So, there’s some sort of football game this weekend. NFL purists—if such a thing still exists—may recoil at such sacrilege, but the New York/New Jersey-hosted game is yet another opportunity for economic analysis. And those rooting for the economy might want to get on the bandwagon for a victory by the Seattle Seahawks.
The Super Bowl has been around long enough, XLVII years, to provide an opportunity to track whether the results of the game mean anything in the real world. Stock-market watchers have watched this trend for years, with the game’s winner informing the Super Bowl Indicator: a superstition about the market’s bull or bear prospects for the year ahead.
But when it comes to the American economy as a whole, there may be a relationship there, too.
In its 47-year history, National Football Conference teams have won 25 times; the American Football Conference team has prevailed 22 times. And as each conference has surged, there has been a different effect on the economy.
In years when the NFC team has won, the nation’s gross domestic product—reported to have grown 1.9 percent in 2013—grew an average of 3.1 percent. In years when the AFC won, GDP expanded 2.6 percent. Over the course of Super Bowl history, GDP growth averaged 2.9 percent per year.

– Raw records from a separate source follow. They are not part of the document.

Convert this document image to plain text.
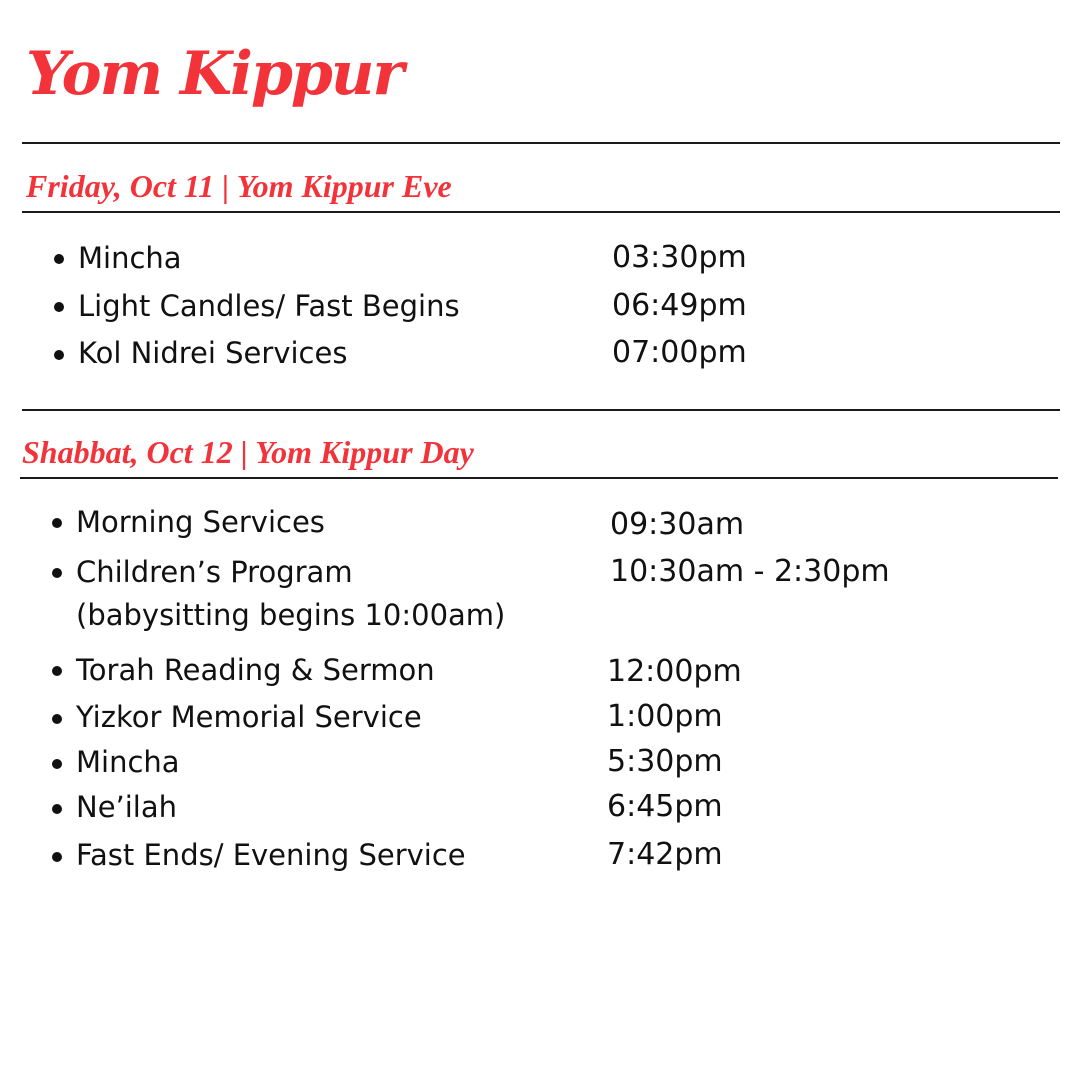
Yom Kippur
Friday, Oct 11 | Yom Kippur Eve
Mincha	03:30pm
Light Candles/ Fast Begins	06:49pm
Kol Nidrei Services	07:00pm
Shabbat, Oct 12 | Yom Kippur Day
Morning Services	09:30am
Children’s Program
(babysitting begins 10:00am)
10:30am - 2:30pm
Torah Reading & Sermon	12:00pm
Yizkor Memorial Service	1:00pm
Mincha	5:30pm
Ne’ilah	6:45pm
Fast Ends/ Evening Service	7:42pm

If the difference based on the conference winner isn’t enough of a reason to root for Seattle, consider GDP has been negative in just seven of the first 47 years of the Super Bowl: four times when the AFC representative won and three when the NFC won.

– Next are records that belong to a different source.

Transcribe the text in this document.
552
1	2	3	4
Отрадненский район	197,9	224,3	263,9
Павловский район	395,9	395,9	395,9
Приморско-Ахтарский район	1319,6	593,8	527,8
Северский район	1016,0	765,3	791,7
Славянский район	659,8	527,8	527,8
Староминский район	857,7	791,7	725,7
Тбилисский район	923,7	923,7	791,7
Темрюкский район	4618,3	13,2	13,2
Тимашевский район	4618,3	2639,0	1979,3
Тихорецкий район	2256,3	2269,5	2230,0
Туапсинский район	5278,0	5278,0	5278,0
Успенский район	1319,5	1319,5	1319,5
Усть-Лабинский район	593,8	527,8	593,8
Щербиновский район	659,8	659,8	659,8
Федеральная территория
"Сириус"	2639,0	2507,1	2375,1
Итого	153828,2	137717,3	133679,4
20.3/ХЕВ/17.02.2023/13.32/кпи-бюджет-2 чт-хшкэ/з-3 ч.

Yet there also may be some reason to cheer on Denver, this year’s AFC representative. The Broncos have won two Super Bowls—beating Green Bay 31-24 in 1998 and Atlanta 34-19 in 1999. In each of those years, GDP growth averaged 4.6 percent.

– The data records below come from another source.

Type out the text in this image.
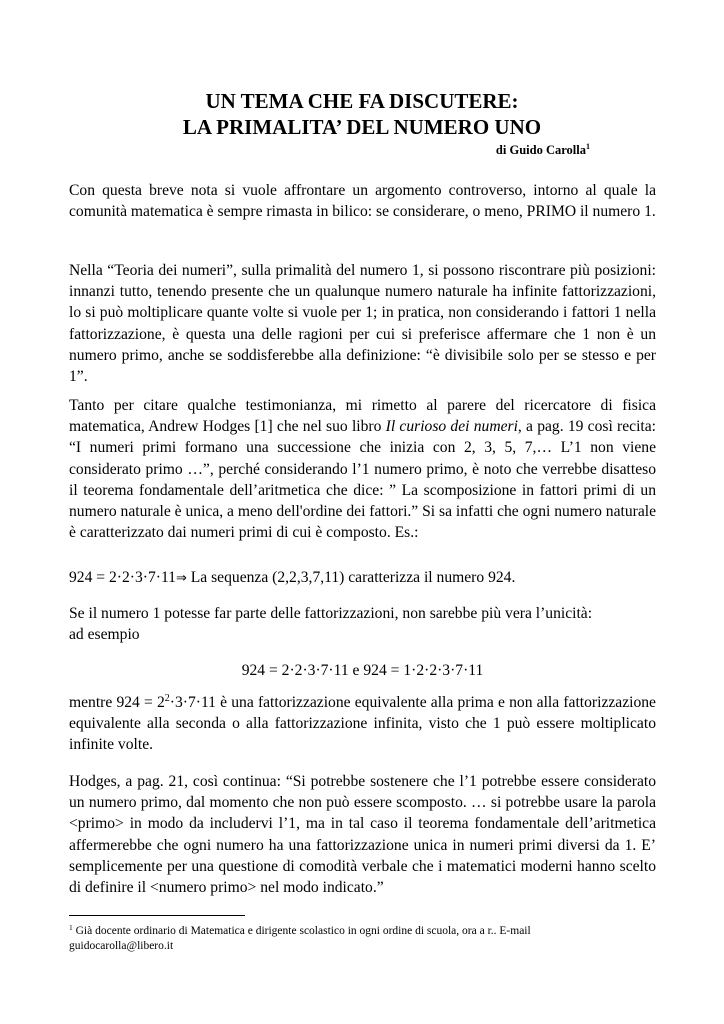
UN TEMA CHE FA DISCUTERE:
LA PRIMALITA’ DEL NUMERO UNO
di Guido Carolla$^1$

Con questa breve nota si vuole affrontare un argomento controverso, intorno al quale la comunità matematica è sempre rimasta in bilico: se considerare, o meno, PRIMO il numero 1.

Nella “Teoria dei numeri”, sulla primalità del numero 1, si possono riscontrare più posizioni: innanzi tutto, tenendo presente che un qualunque numero naturale ha infinite fattorizzazioni, lo si può moltiplicare quante volte si vuole per 1; in pratica, non considerando i fattori 1 nella fattorizzazione, è questa una delle ragioni per cui si preferisce affermare che 1 non è un numero primo, anche se soddisferebbe alla definizione: “è divisibile solo per se stesso e per 1”.

Tanto per citare qualche testimonianza, mi rimetto al parere del ricercatore di fisica matematica, Andrew Hodges [1] che nel suo libro Il curioso dei numeri, a pag. 19 così recita: “I numeri primi formano una successione che inizia con 2, 3, 5, 7,… L’1 non viene considerato primo …”, perché considerando l’1 numero primo, è noto che verrebbe disatteso il teorema fondamentale dell’aritmetica che dice: ” La scomposizione in fattori primi di un numero naturale è unica, a meno dell'ordine dei fattori.” Si sa infatti che ogni numero naturale è caratterizzato dai numeri primi di cui è composto. Es.:

924 = 2·2·3·7·11⇒ La sequenza (2,2,3,7,11) caratterizza il numero 924.

Se il numero 1 potesse far parte delle fattorizzazioni, non sarebbe più vera l’unicità:
ad esempio

924 = 2·2·3·7·11 e 924 = 1·2·2·3·7·11

mentre $924 = 2^2\cdot 3\cdot 7\cdot 11$ è una fattorizzazione equivalente alla prima e non alla fattorizzazione equivalente alla seconda o alla fattorizzazione infinita, visto che 1 può essere moltiplicato infinite volte.

Hodges, a pag. 21, così continua: “Si potrebbe sostenere che l’1 potrebbe essere considerato un numero primo, dal momento che non può essere scomposto. … si potrebbe usare la parola <primo> in modo da includervi l’1, ma in tal caso il teorema fondamentale dell’aritmetica affermerebbe che ogni numero ha una fattorizzazione unica in numeri primi diversi da 1. E’ semplicemente per una questione di comodità verbale che i matematici moderni hanno scelto di definire il <numero primo> nel modo indicato.”

$^1$ Già docente ordinario di Matematica e dirigente scolastico in ogni ordine di scuola, ora a r.. E-mail
guidocarolla@libero.it
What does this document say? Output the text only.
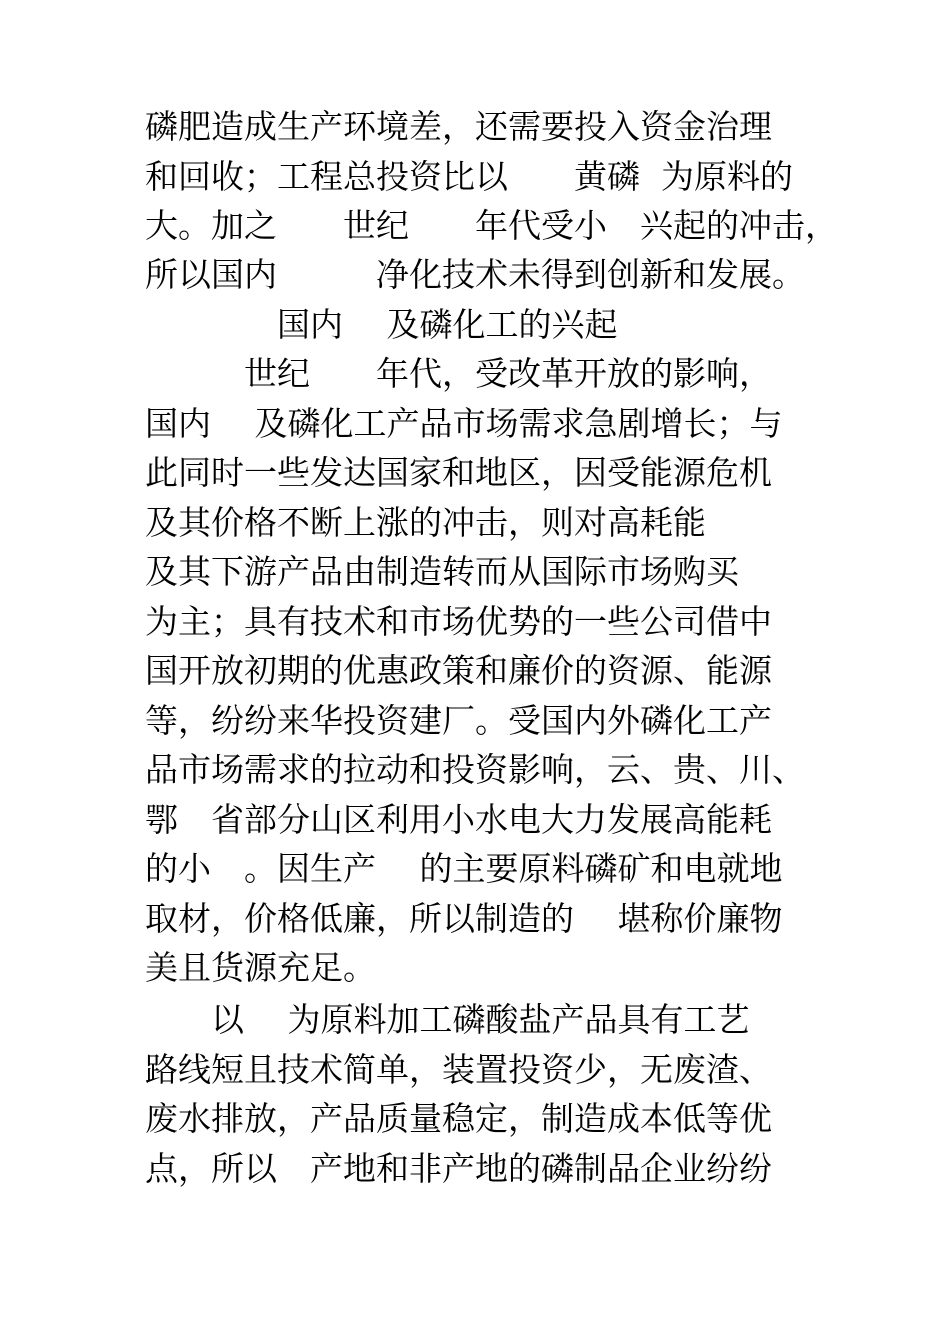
磷肥造成生产环境差，还需要投入资金治理
和回收；工程总投资比以　　黄磷  为原料的
大。加之　　世纪　　年代受小　兴起的冲击，
所以国内　　　净化技术未得到创新和发展。
　　　　国内　 及磷化工的兴起
　　　世纪　　年代，受改革开放的影响，
国内　 及磷化工产品市场需求急剧增长；与
此同时一些发达国家和地区，因受能源危机
及其价格不断上涨的冲击，则对高耗能
及其下游产品由制造转而从国际市场购买
为主；具有技术和市场优势的一些公司借中
国开放初期的优惠政策和廉价的资源、能源
等，纷纷来华投资建厂。受国内外磷化工产
品市场需求的拉动和投资影响，云、贵、川、
鄂　省部分山区利用小水电大力发展高能耗
的小　。因生产　 的主要原料磷矿和电就地
取材，价格低廉，所以制造的　 堪称价廉物
美且货源充足。
　　以　 为原料加工磷酸盐产品具有工艺
路线短且技术简单，装置投资少，无废渣、
废水排放，产品质量稳定，制造成本低等优
点，所以　产地和非产地的磷制品企业纷纷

Seattle has never won a Super Bowl and indeed is making only its second appearance in the big game. In 2006, when the team last appeared in the Super Bowl (and lost to the Pittsburgh Steelers), the GDP grew 2.7 percent.
Denver has lost the Super Bowl four times, with GDP growth averaging 3.8 percent in those four years.
Beyond the specific teams, the point spread—the size of the victory, or loss—may also be a factor in economic performance for the rest of 2014. Larger point spreads tend to be better for the economy.
When the point spread has been 10 points or less, as it has been in 16 games, the economy grew 2.4 percent on average. But in the 11 games when the point spread was 20 points or more, the economy grew an average of 3.5 percent per year. Nine of those games were won by NFC teams.
That said, in 1990—a game in which the San Francisco 49ers defeated the Broncos by 45 points, 55-10—the largest point spread in Super Bowl history, the economy grew just 1.9 percent.
When the AFC team is held to two touchdowns or less—as Denver has been three times—GDP growth averaged 3.7 percent. When the AFC team scores 30 points or more—as Denver has twice—GDP growth averaged 3.4 percent.
In the 11 years when the NFC team scored 14 points or less, GDP growth averaged just 2.7 percent. But in the 17 years in which in the NFC team ran up 30 points or more, GDP growth averaged 3.2 percent. In the years in which the NFC team scored 50 or more points—the 1993 game in which Dallas beat Buffalo 52-17 and the 1990 San Francisco-Denver game—GDP growth averaged 2.3 percent.
High-scoring games, regardless of the winner, might be slightly better for the economy. In the eight years in which total points exceeded 60, the economy grew an average of 2.8 percent. In the 17 years in which the two teams scored fewer than 40 points, GDP growth averaged 2.6 percent.
Not being a football fan though, the number I’m looking at for the game on Sunday is 12: 12 days until pitchers and catchers report.